Become a Doctor, No Lectures Required

U of Vermont's College of Medicine announces it will get rid of lecture courses and completely reshape the faculty role -- a first for a traditional medical school.

September 26, 2016
Erin Post
An instructor at the U. of Vermont Robert Larner, M.D. College of Medicine teaches in an 'active classroom.'

Four years after two senior academics at Stanford University challenged medical schools to stop lecturing and start flipping their classrooms, major reforms at underway at a handful of colleges to change the way they teach medicine.

The University of Vermont last week became the most recent institution to join the trend, announcing a pedagogical reform in its College of Medicine that observers say is the most sweeping yet. The college will over the next several years remove all lecture courses, replacing them with videos students watch on their own time. And instead of sitting through lectures, students will meet in “active learning” classrooms, led by faculty members, working with their classmates in small groups.

“We teach evidence-based medicine all the time,” William Jeffries, senior associate dean for medical education at UVM, said in an interview. “If you have the evidence to show one treatment is better than the other, you would naturally use that treatment. So if we know that there are methods superior to lecturing, why are we lecturing at all?”

The approach builds on experiments at Stanford, which has worked with Khan Academy to test a flipped classroom model in certain medicine courses. Other institutions have taken that model a step further. The Touro College of Osteopathic Medicine in New York, for example, has since the 2012-13 academic offered an entirely flipped curriculum.

UVM’s announcement, however, marks the first time a member of the Association of American Medical Colleges has declared it will abolish lectures across all its programs, Lisa Howley, the organization’s senior director of educational affairs, said in an interview.

“What we know about learning in general is different than it was decades ago,” Howley said. “Our medical students are of a generation that has grown up differently when it comes to technology and the impact that has on their ability to receive and retain information.”

But moving away from how medical schools have trained new physicians for centuries is no easy task. Major curricular changes could jeopardize the schools’ regional and professional accreditation statuses, repel prospective students, offend alumni donors and alienate some faculty members, to mention just a few.

The most pressing concern, Jeffries said, is also the simplest: money. “Most schools do not have the resources to ‘turn the battleship around,’’ he said.

UVM will put a $66 million gift, announced Friday, toward building renovating classrooms and retraining faculty members. It has also renamed its College of Medicine in honor of the donor, alumnus and retired physician Robert Larner.

The college will spend part of the gift on expanding its Teaching Academy, founded last year. Faculty members in the College of Medicine join the academy for three- to five-year periods, during which they are mentored by more experienced instructors, attend conferences and workshops, and complete self-paced courses, among other activities.

The overarching goal of the academy, Jeffries said, is to help faculty members discover teaching methods that can be as rewarding -- if not more so -- than lecturing.

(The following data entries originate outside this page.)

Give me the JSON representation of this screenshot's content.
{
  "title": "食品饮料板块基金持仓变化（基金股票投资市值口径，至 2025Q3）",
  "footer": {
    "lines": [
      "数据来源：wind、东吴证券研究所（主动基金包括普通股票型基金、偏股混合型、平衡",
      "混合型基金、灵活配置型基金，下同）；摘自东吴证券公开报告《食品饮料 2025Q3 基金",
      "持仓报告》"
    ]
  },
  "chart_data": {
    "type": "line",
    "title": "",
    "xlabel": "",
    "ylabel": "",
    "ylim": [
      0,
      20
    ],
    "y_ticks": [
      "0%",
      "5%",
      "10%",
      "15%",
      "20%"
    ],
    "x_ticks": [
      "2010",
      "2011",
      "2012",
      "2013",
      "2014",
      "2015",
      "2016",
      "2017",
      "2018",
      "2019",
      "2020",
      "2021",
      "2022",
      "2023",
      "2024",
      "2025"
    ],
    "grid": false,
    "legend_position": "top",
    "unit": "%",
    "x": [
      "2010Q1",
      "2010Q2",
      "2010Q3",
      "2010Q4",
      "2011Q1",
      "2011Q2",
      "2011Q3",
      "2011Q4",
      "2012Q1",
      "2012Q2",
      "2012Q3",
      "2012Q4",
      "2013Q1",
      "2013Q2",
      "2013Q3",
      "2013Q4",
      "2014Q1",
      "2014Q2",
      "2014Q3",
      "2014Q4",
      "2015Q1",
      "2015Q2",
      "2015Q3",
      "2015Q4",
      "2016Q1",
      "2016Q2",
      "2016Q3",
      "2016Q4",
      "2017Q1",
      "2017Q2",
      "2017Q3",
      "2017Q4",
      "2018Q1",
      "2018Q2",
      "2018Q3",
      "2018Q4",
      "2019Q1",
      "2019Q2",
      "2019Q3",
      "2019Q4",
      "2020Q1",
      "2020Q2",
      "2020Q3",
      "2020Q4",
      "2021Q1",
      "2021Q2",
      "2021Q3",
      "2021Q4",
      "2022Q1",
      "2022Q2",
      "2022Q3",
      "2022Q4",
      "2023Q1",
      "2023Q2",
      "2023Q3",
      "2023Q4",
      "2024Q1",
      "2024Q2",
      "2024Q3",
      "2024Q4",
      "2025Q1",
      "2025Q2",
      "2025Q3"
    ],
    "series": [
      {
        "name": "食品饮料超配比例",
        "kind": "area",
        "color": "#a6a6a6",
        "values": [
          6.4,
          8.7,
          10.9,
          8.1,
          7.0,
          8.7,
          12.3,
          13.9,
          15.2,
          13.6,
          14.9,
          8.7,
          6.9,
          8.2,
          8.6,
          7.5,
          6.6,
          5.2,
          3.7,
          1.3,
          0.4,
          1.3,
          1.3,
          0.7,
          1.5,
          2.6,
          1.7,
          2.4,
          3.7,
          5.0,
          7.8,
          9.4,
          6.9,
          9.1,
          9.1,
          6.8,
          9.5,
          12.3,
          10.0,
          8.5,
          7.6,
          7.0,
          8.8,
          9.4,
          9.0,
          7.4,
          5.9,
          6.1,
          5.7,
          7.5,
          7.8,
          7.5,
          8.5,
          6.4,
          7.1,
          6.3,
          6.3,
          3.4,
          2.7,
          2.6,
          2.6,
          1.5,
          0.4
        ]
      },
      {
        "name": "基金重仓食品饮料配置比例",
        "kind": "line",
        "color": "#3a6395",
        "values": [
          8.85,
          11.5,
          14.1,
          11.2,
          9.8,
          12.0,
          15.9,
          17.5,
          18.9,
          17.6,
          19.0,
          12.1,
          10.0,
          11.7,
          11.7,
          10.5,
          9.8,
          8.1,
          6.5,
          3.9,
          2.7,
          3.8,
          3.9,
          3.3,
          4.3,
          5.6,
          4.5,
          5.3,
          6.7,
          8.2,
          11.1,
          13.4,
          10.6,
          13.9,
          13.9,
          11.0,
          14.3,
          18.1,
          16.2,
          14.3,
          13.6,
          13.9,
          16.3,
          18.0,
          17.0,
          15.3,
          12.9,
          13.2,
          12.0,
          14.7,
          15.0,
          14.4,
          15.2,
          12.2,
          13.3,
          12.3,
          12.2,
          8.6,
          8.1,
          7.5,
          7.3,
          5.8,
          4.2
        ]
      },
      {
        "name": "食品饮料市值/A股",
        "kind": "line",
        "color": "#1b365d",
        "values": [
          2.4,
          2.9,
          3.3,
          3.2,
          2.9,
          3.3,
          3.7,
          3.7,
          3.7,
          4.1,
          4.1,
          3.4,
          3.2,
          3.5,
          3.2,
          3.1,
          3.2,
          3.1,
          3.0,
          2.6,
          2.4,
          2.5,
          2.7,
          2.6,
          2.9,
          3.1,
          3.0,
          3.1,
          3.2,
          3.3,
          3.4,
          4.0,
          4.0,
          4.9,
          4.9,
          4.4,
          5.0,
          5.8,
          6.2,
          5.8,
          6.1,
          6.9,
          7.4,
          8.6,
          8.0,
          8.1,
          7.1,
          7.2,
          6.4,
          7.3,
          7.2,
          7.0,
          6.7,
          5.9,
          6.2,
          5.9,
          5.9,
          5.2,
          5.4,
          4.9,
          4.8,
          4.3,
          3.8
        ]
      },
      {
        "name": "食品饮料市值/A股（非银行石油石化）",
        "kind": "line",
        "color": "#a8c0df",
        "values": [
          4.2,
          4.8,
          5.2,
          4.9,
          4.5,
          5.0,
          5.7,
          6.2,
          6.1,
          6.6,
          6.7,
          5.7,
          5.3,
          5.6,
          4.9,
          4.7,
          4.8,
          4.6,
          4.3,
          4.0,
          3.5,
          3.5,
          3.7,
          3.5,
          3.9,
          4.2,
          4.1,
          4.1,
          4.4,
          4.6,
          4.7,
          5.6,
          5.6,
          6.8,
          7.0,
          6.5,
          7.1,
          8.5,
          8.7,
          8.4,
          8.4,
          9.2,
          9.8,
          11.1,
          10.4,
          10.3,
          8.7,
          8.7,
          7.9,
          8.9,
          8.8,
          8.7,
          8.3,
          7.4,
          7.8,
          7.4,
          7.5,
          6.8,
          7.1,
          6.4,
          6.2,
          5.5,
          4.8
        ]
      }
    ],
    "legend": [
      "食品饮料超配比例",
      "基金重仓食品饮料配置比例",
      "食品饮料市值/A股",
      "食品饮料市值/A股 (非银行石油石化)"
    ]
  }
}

“That internal oomph or dopamine release that you get when you lecture and are the center of attention is a barrier to converting faculty over,” Jeffries said. “What we need to do is ensure they have the time and support to develop alternative ways of teaching.”

The most powerful tool the med school has to win faculty members over is that they are “scientists at heart” and “understand the evidence” suggesting students in flipped classrooms perform better than students in lecture courses, Jeffries said. At Touro, for example, the pass rate on an important licensing exam has climbed to above 95 percent -- higher than the national average -- since the college flipped its curriculum.

About 80 faculty members joined the Vermont academy when it first opened, but the College of Medicine has a long way to go before the faculty is prepared to teach in the new classrooms. The med school has more than 700 faculty members in total.

The transition to an all-flipped model at UVM has already begun, and the university plans to complete it by 2022, Jeffries said. Lecture courses now make up a minority of the college’s foundational curriculum -- about 40 percent, down from 50 percent two years ago. The first semester courses have already been redesigned into a series of connected components, and the college plans to pour over data collected from them during a curricular retreat in February, where administrators and faculty members will produce a strategic five-year plan.

There are some major unanswered questions facing UVM, including what an education at the college will look like in 2022, how much time students will spend in the classroom and how faculty members will respond to their roles changing from lecturing to facilitating. Jeffries said he expects some of those details will be settled during the February retreat, while other pieces will fall into place as the medical school transitions away from lectures.

“A lot of this is a great unknown to us,” Jeffries said. “We are starting an evolutionary process in making this initial commitment ... to formulate a new model.”